En master, il fait la connaissance de la scientifique pionnière Yvette Cauchois. Elle est la première, en Europe, à réaliser des expériences de spectroscopie X utilisant le rayonnement synchrotron. D’abord au Laboratoire national de Frascati, près de Rome en 1963, puis au début des années 1970, au LURE (Laboratoire pour l’utilisation du rayonnement électromagnétique), grâce à l’installation d’une ligne de lumière sur l’Anneau de collision d’Orsay (ACO), aujourd’hui devenu musée.
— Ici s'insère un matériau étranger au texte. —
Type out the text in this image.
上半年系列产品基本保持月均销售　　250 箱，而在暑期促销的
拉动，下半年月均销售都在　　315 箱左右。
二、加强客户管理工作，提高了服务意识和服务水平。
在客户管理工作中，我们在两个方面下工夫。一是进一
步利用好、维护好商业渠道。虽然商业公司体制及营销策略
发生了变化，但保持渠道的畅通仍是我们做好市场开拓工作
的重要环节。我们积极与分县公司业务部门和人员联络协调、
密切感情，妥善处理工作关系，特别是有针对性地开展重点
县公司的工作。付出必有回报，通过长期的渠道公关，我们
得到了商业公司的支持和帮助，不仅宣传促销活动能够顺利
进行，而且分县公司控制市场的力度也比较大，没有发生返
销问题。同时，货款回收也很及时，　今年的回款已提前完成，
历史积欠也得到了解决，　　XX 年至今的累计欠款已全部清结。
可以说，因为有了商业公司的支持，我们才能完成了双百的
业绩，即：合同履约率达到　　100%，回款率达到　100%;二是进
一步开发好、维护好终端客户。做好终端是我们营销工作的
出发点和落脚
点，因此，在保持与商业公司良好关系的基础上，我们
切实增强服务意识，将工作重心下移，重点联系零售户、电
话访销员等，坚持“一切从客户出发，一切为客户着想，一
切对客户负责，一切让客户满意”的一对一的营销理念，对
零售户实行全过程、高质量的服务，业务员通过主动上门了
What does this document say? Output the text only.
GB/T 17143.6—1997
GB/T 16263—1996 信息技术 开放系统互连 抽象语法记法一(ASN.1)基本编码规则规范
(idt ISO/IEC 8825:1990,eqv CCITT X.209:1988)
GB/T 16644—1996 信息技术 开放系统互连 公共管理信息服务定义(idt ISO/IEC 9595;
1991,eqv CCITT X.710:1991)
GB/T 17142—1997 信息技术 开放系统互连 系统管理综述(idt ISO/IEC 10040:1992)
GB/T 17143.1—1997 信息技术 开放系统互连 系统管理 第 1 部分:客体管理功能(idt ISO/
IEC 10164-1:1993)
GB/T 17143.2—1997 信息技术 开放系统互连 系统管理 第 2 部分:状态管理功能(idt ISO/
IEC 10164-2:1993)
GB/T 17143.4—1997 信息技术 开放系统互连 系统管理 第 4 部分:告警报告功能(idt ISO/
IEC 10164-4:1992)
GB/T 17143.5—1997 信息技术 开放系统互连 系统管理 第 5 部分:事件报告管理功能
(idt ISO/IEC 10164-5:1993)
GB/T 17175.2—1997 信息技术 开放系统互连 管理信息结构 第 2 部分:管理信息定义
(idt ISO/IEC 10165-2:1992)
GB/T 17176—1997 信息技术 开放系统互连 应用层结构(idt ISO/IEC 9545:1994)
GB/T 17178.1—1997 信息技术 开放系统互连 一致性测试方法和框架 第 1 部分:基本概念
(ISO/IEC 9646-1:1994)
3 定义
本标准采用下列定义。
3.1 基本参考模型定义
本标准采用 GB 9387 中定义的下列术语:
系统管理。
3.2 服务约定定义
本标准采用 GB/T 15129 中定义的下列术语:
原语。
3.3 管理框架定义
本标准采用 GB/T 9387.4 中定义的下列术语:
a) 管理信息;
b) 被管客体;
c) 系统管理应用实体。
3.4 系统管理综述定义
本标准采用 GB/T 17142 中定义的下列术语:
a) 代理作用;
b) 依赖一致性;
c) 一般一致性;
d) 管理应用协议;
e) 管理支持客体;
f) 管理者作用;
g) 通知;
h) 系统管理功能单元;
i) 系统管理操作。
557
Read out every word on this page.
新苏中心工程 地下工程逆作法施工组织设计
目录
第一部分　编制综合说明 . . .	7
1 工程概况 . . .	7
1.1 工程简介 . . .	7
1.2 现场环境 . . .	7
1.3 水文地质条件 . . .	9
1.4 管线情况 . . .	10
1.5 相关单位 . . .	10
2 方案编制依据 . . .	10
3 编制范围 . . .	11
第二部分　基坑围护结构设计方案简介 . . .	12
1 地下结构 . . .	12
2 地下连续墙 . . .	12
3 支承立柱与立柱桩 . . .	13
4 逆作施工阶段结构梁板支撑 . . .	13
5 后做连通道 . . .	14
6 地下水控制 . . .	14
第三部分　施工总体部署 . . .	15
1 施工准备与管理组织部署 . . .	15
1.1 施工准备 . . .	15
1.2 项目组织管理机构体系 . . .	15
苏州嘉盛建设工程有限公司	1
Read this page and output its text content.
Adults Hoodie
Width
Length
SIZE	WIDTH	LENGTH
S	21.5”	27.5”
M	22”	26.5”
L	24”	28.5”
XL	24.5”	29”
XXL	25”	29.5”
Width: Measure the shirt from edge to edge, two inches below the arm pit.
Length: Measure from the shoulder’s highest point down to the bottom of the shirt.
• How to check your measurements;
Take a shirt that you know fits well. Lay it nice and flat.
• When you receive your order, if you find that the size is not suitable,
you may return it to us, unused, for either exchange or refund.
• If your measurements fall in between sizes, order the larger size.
Collision VS rayonnement : 2 utilisations différentes des synchrotrons Certains synchrotrons, comme ACO, l’anneau de collision d’Orsay (construit en 1965) puis le LHC, le Grand collisionneur de hadrons du CERN (mis en service en 2008), en Suisse, étudient la matière et explorent l’atome grâce aux collisions de particules. D’autres, plus récents, comme SOLEIL (depuis 2006) ou l'ESRF à Grenoble (depuis 1994), sondent les matériaux grâce au rayonnement synchrotron, c'est-à-dire l’énergie produite (en réalité « perdue ») sous forme de lumière par les particules lorsque leur trajectoire est courbée. Initialement, cette lumière produite est un phénomène parasite non voulu, car l’énergie perdue l’est au détriment de celle de l’accélération des particules. Mais des chercheuses et des chercheurs, dont Yvette Cauchois, se sont vite rendu compte que ce rayonnement était très directionnel – un peu comme un laser – et surtout très puissant, jusqu'à 10 000 fois plus brillant que la lumière solaire, avec un spectre de longueurs d’onde très large, des rayons X jusqu'à l'infrarouge. Source : cea.fr |
De Paris à Grenoble
Conseillé par Yvette Cauchois, Jean Susini poursuit sa thèse au CEA de Bruyères-le-Châtel, au Laboratoire de chimie-physique à Paris et au LURE, dans le domaine de l’optique des rayons X. Il apprend en parallèle l’existence du projet de l'ESRF, une nouvelle installation européenne de rayonnement synchrotron, à Grenoble. Un an après la signature des statuts de l’ESRF par 11 pays européens, alors que la première pierre du synchrotron n’est pas encore posée, Jean Susini rejoint le projet dès la fin de sa thèse, en avril 1989.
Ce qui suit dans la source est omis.